You are still hot in my book. I wanna dry hump u like a 9th grader then hump for real when the herpes is gone.
It usually only happens when Im really excited. Normally not that fast. You still enjoy it?
i just saw a woman using her birth control packet as a wallet.
I'm not really that drunk, but I think vampires should glow in the dark because otherwise it's just unfair
Found more tequila
i bought a pregnancy test with dimes. Is that trashy?
At my internship. I get drug tested tmr at 2
Are they going to pay you for the one day you worked?
with your vagina and my liver, anything is possible
We played shuffleboard at the bar last night...another sign we are getting tooooo old.
so some random man just messaged me on facebook "tig ol bitties" should i be concerned?
I broke his nose at the bar and he still went home with me.
You are softly singing to the wall while slow dancing with it. I feel as though you should discontinue this behavior.

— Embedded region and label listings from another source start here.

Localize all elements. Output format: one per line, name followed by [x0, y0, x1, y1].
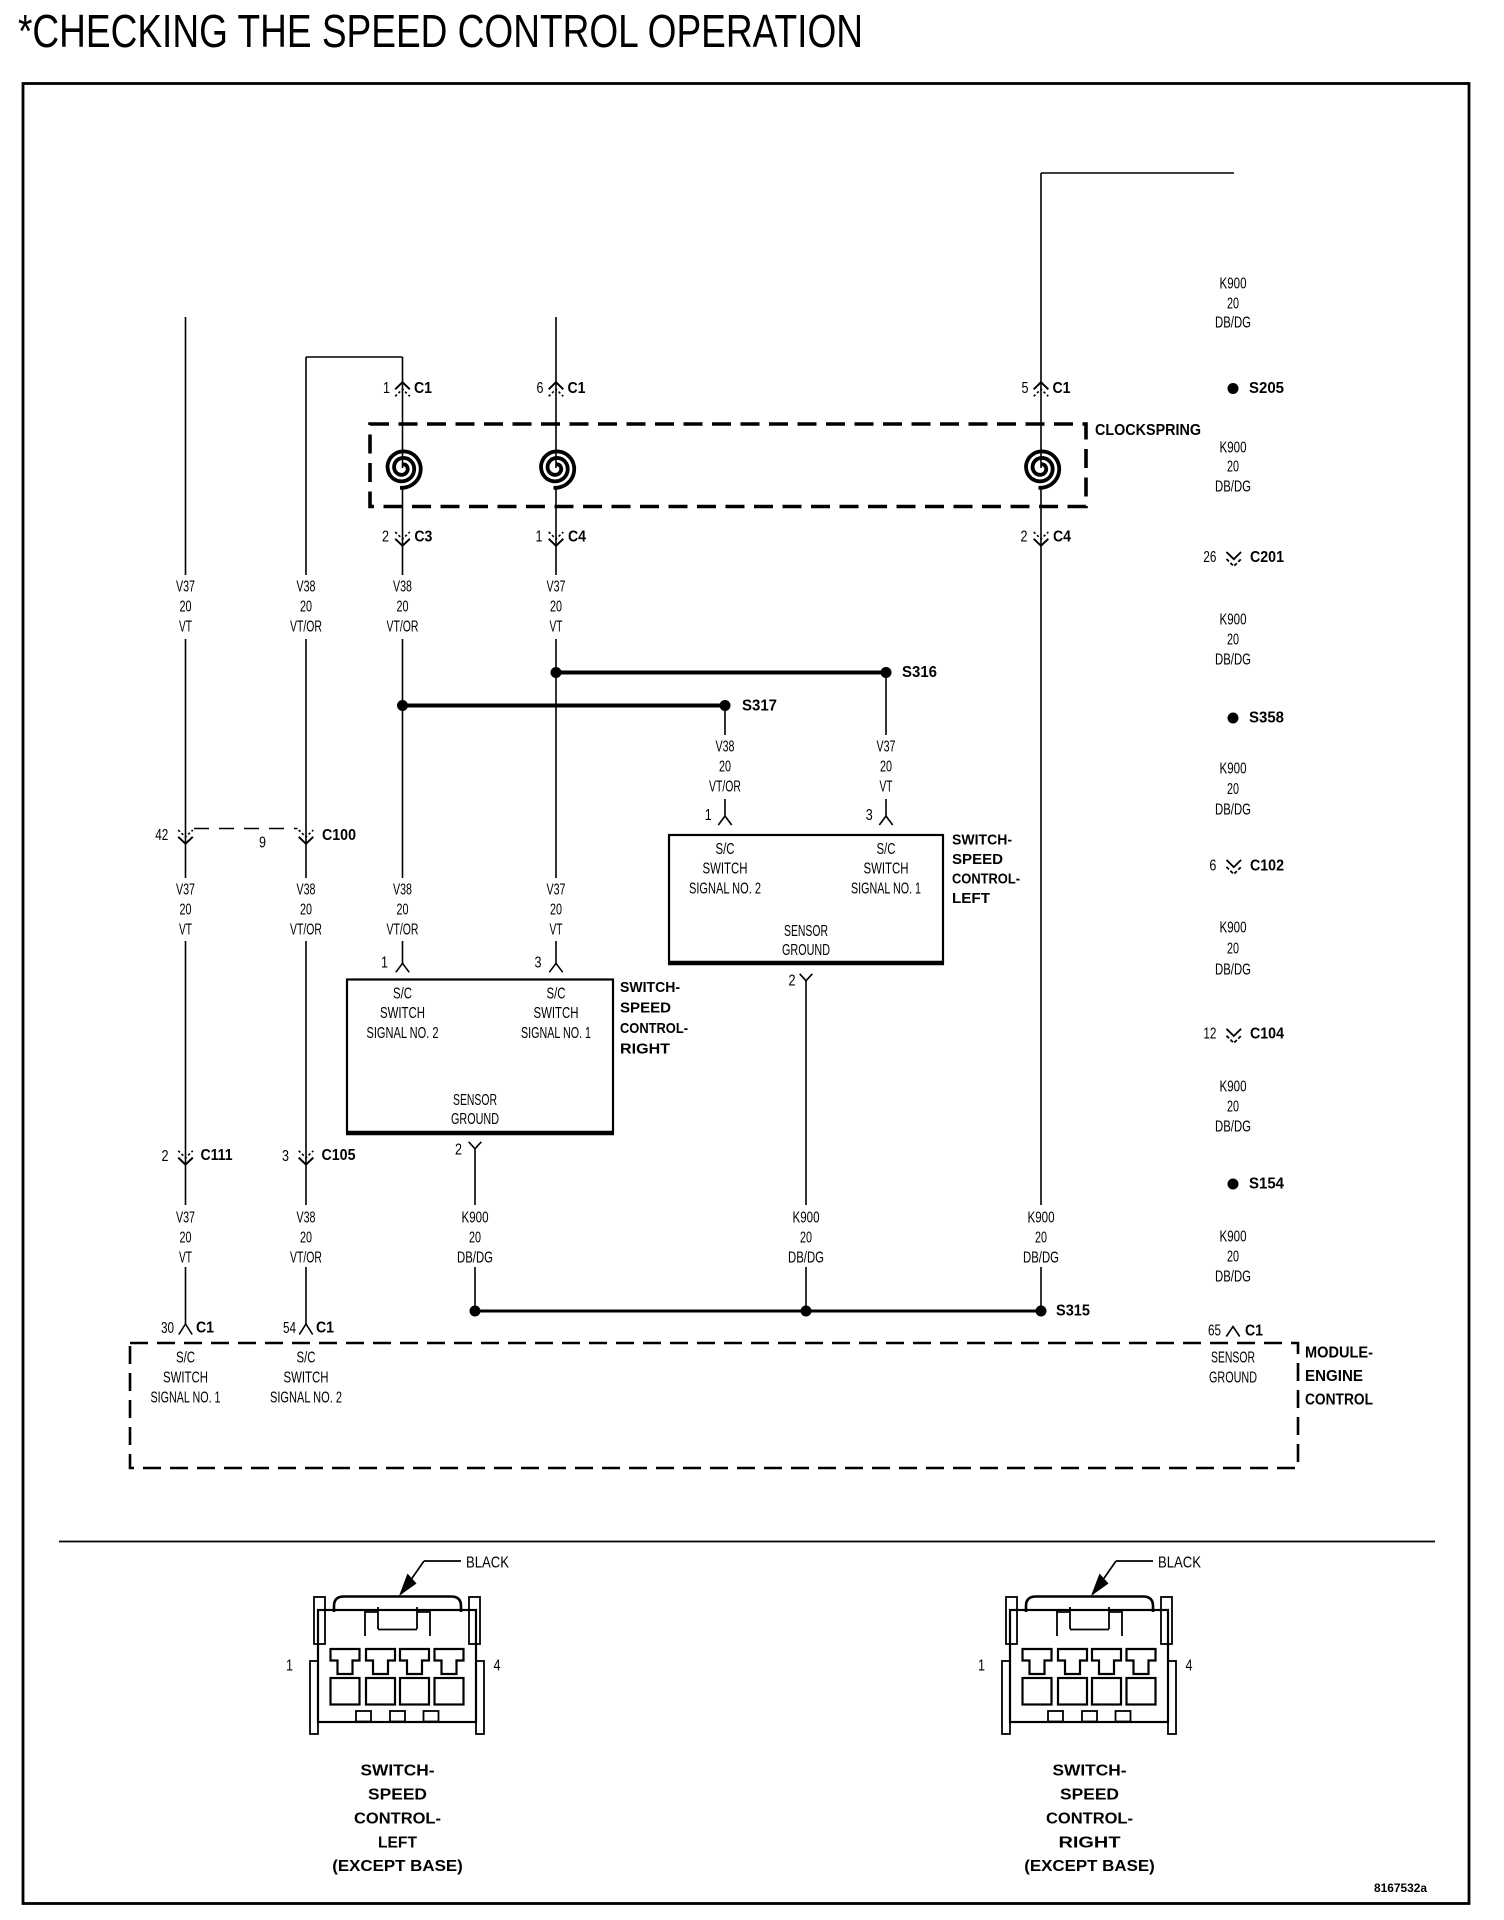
connector C100 pin 42 (x=185.5)	[178, 830, 193, 837]
svg-text:20: 20	[1227, 781, 1239, 798]
svg-text:DB/DG: DB/DG	[1215, 315, 1251, 332]
svg-text:BLACK: BLACK	[466, 1555, 509, 1572]
svg-text:SWITCH: SWITCH	[284, 1370, 329, 1387]
svg-text:BLACK: BLACK	[1158, 1555, 1201, 1572]
svg-text:C104: C104	[1250, 1026, 1284, 1043]
svg-text:4: 4	[1186, 1658, 1193, 1675]
switch right pin 1	[396, 963, 409, 972]
svg-text:CONTROL-: CONTROL-	[1046, 1811, 1133, 1828]
svg-text:DB/DG: DB/DG	[457, 1250, 493, 1267]
svg-text:6: 6	[537, 380, 544, 397]
svg-text:30: 30	[161, 1320, 174, 1337]
svg-text:12: 12	[1203, 1026, 1216, 1043]
svg-text:SWITCH: SWITCH	[703, 861, 748, 878]
svg-text:C105: C105	[322, 1147, 356, 1164]
svg-text:5: 5	[1022, 380, 1029, 397]
svg-text:VT/OR: VT/OR	[387, 922, 419, 939]
svg-text:VT: VT	[550, 922, 563, 939]
svg-text:C1: C1	[1245, 1323, 1263, 1340]
switch speed control left box	[669, 835, 943, 963]
svg-text:VT/OR: VT/OR	[290, 922, 322, 939]
clockspring coil 1	[388, 451, 421, 487]
svg-text:20: 20	[1227, 941, 1239, 958]
svg-text:GROUND: GROUND	[782, 942, 830, 959]
svg-text:K900: K900	[793, 1210, 820, 1227]
svg-text:SWITCH: SWITCH	[380, 1005, 425, 1022]
svg-text:20: 20	[300, 599, 312, 616]
clockspring dashed box	[370, 424, 1086, 507]
svg-text:20: 20	[1035, 1230, 1047, 1247]
svg-text:SPEED: SPEED	[620, 1000, 671, 1017]
svg-text:ENGINE: ENGINE	[1305, 1368, 1363, 1385]
svg-text:RIGHT: RIGHT	[620, 1041, 670, 1058]
wire W1 V37 20 VT (x=185.5)	[185, 317, 187, 575]
svg-text:K900: K900	[1220, 920, 1247, 937]
svg-text:C102: C102	[1250, 858, 1284, 875]
wire ground branch from switch right pin 2 (x=475)	[474, 1149, 476, 1205]
svg-text:CONTROL-: CONTROL-	[354, 1811, 441, 1828]
dashed link between C100 halves	[194, 828, 298, 830]
svg-text:20: 20	[1227, 296, 1239, 313]
svg-text:VT/OR: VT/OR	[387, 619, 419, 636]
connector C1 pin 5 (clockspring top, x=1041)	[1034, 382, 1049, 389]
module pin 30 C1	[179, 1324, 192, 1335]
svg-text:K900: K900	[1220, 1079, 1247, 1096]
svg-text:DB/DG: DB/DG	[788, 1250, 824, 1267]
splice S315	[475, 1310, 1041, 1313]
wire branch from splice S317 to switch left pin 1 (x=725)	[724, 706, 726, 736]
svg-text:VT: VT	[179, 619, 192, 636]
wire W5 K900 20 DB/DG (x=1041) sensor ground through clockspring	[1041, 172, 1234, 174]
svg-text:SWITCH: SWITCH	[163, 1370, 208, 1387]
svg-text:S/C: S/C	[393, 986, 412, 1003]
svg-text:42: 42	[155, 827, 168, 844]
svg-text:K900: K900	[1028, 1210, 1055, 1227]
connector C3 pin 2 (below clockspring, x=402.5)	[395, 532, 410, 539]
svg-text:S205: S205	[1249, 380, 1284, 397]
svg-text:DB/DG: DB/DG	[1215, 1119, 1251, 1136]
svg-text:S/C: S/C	[877, 841, 896, 858]
svg-text:SWITCH: SWITCH	[864, 861, 909, 878]
module pin 54 C1	[299, 1324, 312, 1335]
svg-text:VT: VT	[179, 1250, 192, 1267]
svg-text:S358: S358	[1249, 710, 1284, 727]
svg-text:(EXCEPT BASE): (EXCEPT BASE)	[332, 1858, 463, 1875]
wire W3 V38 20 VT/OR (x=402.5) from C1 pin1 through clockspring to switch right pin 1	[402, 357, 404, 468]
switch right pin 3	[549, 963, 562, 972]
svg-text:20: 20	[550, 902, 562, 919]
svg-text:DB/DG: DB/DG	[1215, 479, 1251, 496]
svg-text:S317: S317	[742, 698, 777, 715]
svg-text:V37: V37	[176, 882, 195, 899]
svg-text:K900: K900	[1220, 276, 1247, 293]
wire branch from splice S316 to switch left pin 3 (x=886)	[885, 673, 887, 736]
svg-text:1: 1	[383, 380, 390, 397]
switch speed control left connector view (black)	[310, 1561, 484, 1734]
svg-text:VT: VT	[880, 779, 893, 796]
svg-text:V38: V38	[297, 579, 316, 596]
svg-text:SENSOR: SENSOR	[453, 1092, 497, 1109]
svg-text:V37: V37	[547, 882, 566, 899]
svg-text:V38: V38	[393, 882, 412, 899]
svg-text:20: 20	[1227, 459, 1239, 476]
svg-text:1: 1	[705, 807, 712, 824]
svg-text:K900: K900	[1220, 440, 1247, 457]
svg-text:20: 20	[397, 599, 409, 616]
svg-text:20: 20	[300, 902, 312, 919]
svg-text:RIGHT: RIGHT	[1059, 1835, 1121, 1852]
svg-text:VT/OR: VT/OR	[709, 779, 741, 796]
svg-text:6: 6	[1209, 858, 1216, 875]
connector C111 pin 2 (x=185.5)	[178, 1151, 193, 1158]
svg-text:SIGNAL NO. 1: SIGNAL NO. 1	[151, 1390, 221, 1407]
svg-text:20: 20	[1227, 1249, 1239, 1266]
svg-text:1: 1	[978, 1658, 985, 1675]
connector C1 pin 1 (clockspring top, x=402.5)	[395, 382, 410, 389]
connector C4 pin 1 (below clockspring, x=556)	[549, 532, 564, 539]
separator line between schematic and connector views	[59, 1541, 1435, 1543]
svg-text:C1: C1	[568, 380, 586, 397]
clockspring coil 3	[1026, 451, 1059, 487]
svg-text:S/C: S/C	[176, 1350, 195, 1367]
svg-text:C4: C4	[568, 529, 586, 546]
svg-text:VT/OR: VT/OR	[290, 619, 322, 636]
svg-text:20: 20	[180, 599, 192, 616]
svg-text:C1: C1	[1053, 380, 1071, 397]
connector C4 pin 2 (below clockspring, x=1041)	[1034, 532, 1049, 539]
switch left pin 1	[718, 816, 731, 825]
svg-text:20: 20	[180, 1230, 192, 1247]
svg-text:V38: V38	[297, 1210, 316, 1227]
svg-text:2: 2	[1021, 529, 1028, 546]
svg-text:20: 20	[1227, 1099, 1239, 1116]
svg-text:CONTROL-: CONTROL-	[620, 1020, 688, 1037]
svg-text:8167532a: 8167532a	[1374, 1881, 1427, 1895]
svg-text:S/C: S/C	[297, 1350, 316, 1367]
wire W2 V38 20 VT/OR (x=306) with top jog to C1 pin 1	[306, 356, 403, 358]
svg-text:SIGNAL NO. 2: SIGNAL NO. 2	[367, 1025, 439, 1042]
module pin 65 C1	[1226, 1327, 1239, 1337]
svg-text:C201: C201	[1250, 549, 1284, 566]
svg-text:C1: C1	[414, 380, 432, 397]
svg-text:S316: S316	[902, 664, 937, 681]
svg-text:C1: C1	[316, 1320, 334, 1337]
svg-text:54: 54	[283, 1320, 296, 1337]
svg-text:SIGNAL NO. 1: SIGNAL NO. 1	[521, 1025, 591, 1042]
connector C105 pin 3 (x=306)	[299, 1151, 314, 1158]
svg-text:GROUND: GROUND	[1209, 1370, 1257, 1387]
svg-text:V37: V37	[176, 579, 195, 596]
svg-text:GROUND: GROUND	[451, 1111, 499, 1128]
svg-text:20: 20	[800, 1230, 812, 1247]
connector C104 pin 12	[1227, 1029, 1242, 1036]
svg-text:VT: VT	[550, 619, 563, 636]
svg-text:VT: VT	[179, 922, 192, 939]
svg-text:V37: V37	[877, 739, 896, 756]
splice S316	[556, 671, 886, 675]
svg-text:1: 1	[286, 1658, 293, 1675]
svg-text:DB/DG: DB/DG	[1215, 802, 1251, 819]
svg-text:20: 20	[397, 902, 409, 919]
connector C1 pin 6 (clockspring top, x=556)	[549, 382, 564, 389]
svg-text:SIGNAL NO. 2: SIGNAL NO. 2	[689, 881, 761, 898]
svg-text:LEFT: LEFT	[952, 890, 990, 907]
svg-text:C4: C4	[1053, 529, 1071, 546]
svg-text:DB/DG: DB/DG	[1215, 1269, 1251, 1286]
svg-text:20: 20	[469, 1230, 481, 1247]
clockspring coil 2	[541, 451, 574, 487]
svg-text:V37: V37	[547, 579, 566, 596]
svg-text:1: 1	[381, 955, 388, 972]
module engine control dashed box	[130, 1343, 1298, 1468]
svg-text:V38: V38	[297, 882, 316, 899]
svg-text:20: 20	[1227, 632, 1239, 649]
svg-text:SWITCH-: SWITCH-	[952, 832, 1012, 849]
svg-text:2: 2	[162, 1148, 169, 1165]
svg-text:20: 20	[550, 599, 562, 616]
svg-text:S/C: S/C	[547, 986, 566, 1003]
svg-text:26: 26	[1203, 549, 1216, 566]
svg-text:CONTROL-: CONTROL-	[952, 871, 1020, 888]
svg-text:CLOCKSPRING: CLOCKSPRING	[1095, 422, 1201, 439]
svg-text:20: 20	[300, 1230, 312, 1247]
svg-text:9: 9	[259, 835, 266, 852]
switch right pin 2 (sensor ground)	[469, 1142, 482, 1149]
connector C201 pin 26	[1227, 552, 1242, 559]
svg-text:SENSOR: SENSOR	[784, 923, 828, 940]
svg-text:SIGNAL NO. 1: SIGNAL NO. 1	[851, 881, 921, 898]
splice S205	[1228, 383, 1239, 394]
svg-text:C100: C100	[322, 827, 356, 844]
wire W4 V37 20 VT (x=556) through clockspring to switch right pin 3	[555, 317, 557, 468]
svg-text:V37: V37	[176, 1210, 195, 1227]
switch speed control right connector view (black)	[1002, 1561, 1176, 1734]
switch left pin 3	[879, 816, 892, 825]
splice S358	[1228, 713, 1239, 724]
svg-text:LEFT: LEFT	[378, 1835, 417, 1852]
svg-text:K900: K900	[1220, 761, 1247, 778]
svg-text:4: 4	[494, 1658, 501, 1675]
svg-text:K900: K900	[462, 1210, 489, 1227]
splice S317	[403, 704, 726, 708]
svg-text:SPEED: SPEED	[952, 851, 1003, 868]
svg-text:*CHECKING THE SPEED CONTROL OP: *CHECKING THE SPEED CONTROL OPERATION	[18, 5, 863, 57]
svg-text:S154: S154	[1249, 1176, 1284, 1193]
svg-text:C111: C111	[201, 1147, 233, 1164]
svg-text:3: 3	[866, 807, 873, 824]
svg-text:(EXCEPT BASE): (EXCEPT BASE)	[1024, 1858, 1155, 1875]
svg-text:20: 20	[880, 759, 892, 776]
splice S154	[1228, 1179, 1239, 1190]
svg-text:1: 1	[536, 529, 543, 546]
connector C102 pin 6	[1227, 860, 1242, 867]
svg-text:S315: S315	[1056, 1303, 1090, 1320]
svg-text:V38: V38	[393, 579, 412, 596]
svg-text:DB/DG: DB/DG	[1023, 1250, 1059, 1267]
connector C100 pin 9 (x=306)	[299, 830, 314, 837]
svg-text:SWITCH-: SWITCH-	[620, 979, 680, 996]
switch left pin 2 (sensor ground)	[800, 974, 813, 981]
svg-text:SIGNAL NO. 2: SIGNAL NO. 2	[270, 1390, 342, 1407]
wire ground branch from switch left pin 2 (x=806)	[805, 981, 807, 1205]
svg-text:SWITCH-: SWITCH-	[1053, 1763, 1127, 1780]
svg-text:VT/OR: VT/OR	[290, 1250, 322, 1267]
svg-text:CONTROL: CONTROL	[1305, 1392, 1373, 1409]
svg-text:SPEED: SPEED	[368, 1787, 427, 1804]
svg-text:K900: K900	[1220, 1229, 1247, 1246]
svg-text:SENSOR: SENSOR	[1211, 1350, 1255, 1367]
switch speed control right box	[347, 980, 613, 1134]
svg-text:K900: K900	[1220, 612, 1247, 629]
svg-text:2: 2	[382, 529, 389, 546]
svg-text:SWITCH: SWITCH	[534, 1005, 579, 1022]
svg-text:2: 2	[455, 1142, 462, 1159]
svg-text:20: 20	[719, 759, 731, 776]
svg-text:65: 65	[1208, 1323, 1221, 1340]
svg-text:C1: C1	[196, 1320, 214, 1337]
svg-text:SPEED: SPEED	[1060, 1787, 1119, 1804]
svg-text:V38: V38	[716, 739, 735, 756]
svg-text:3: 3	[535, 955, 542, 972]
svg-text:3: 3	[282, 1148, 289, 1165]
svg-text:2: 2	[789, 973, 796, 990]
svg-text:SWITCH-: SWITCH-	[361, 1763, 435, 1780]
svg-text:MODULE-: MODULE-	[1305, 1345, 1373, 1362]
svg-text:DB/DG: DB/DG	[1215, 652, 1251, 669]
svg-text:C3: C3	[414, 529, 432, 546]
svg-text:DB/DG: DB/DG	[1215, 962, 1251, 979]
svg-text:S/C: S/C	[716, 841, 735, 858]
svg-text:20: 20	[180, 902, 192, 919]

It was like we had a conversation with our eyes.
Was it a good conversation?
It was an awkward, sexual conversation.
You threw up on his face 22 hours ago and now he's here holding your hand. I think he likes you.
He texted me at 4:30 in the morning saying "I'm not drunk but I think you're beautiful" and then a facebook message at 6 am saying "hi" and the subject was "oh"
she has no right to get mad at us for drinking during the wedding. she's the one that chose the bridesmaid dresses with pockets.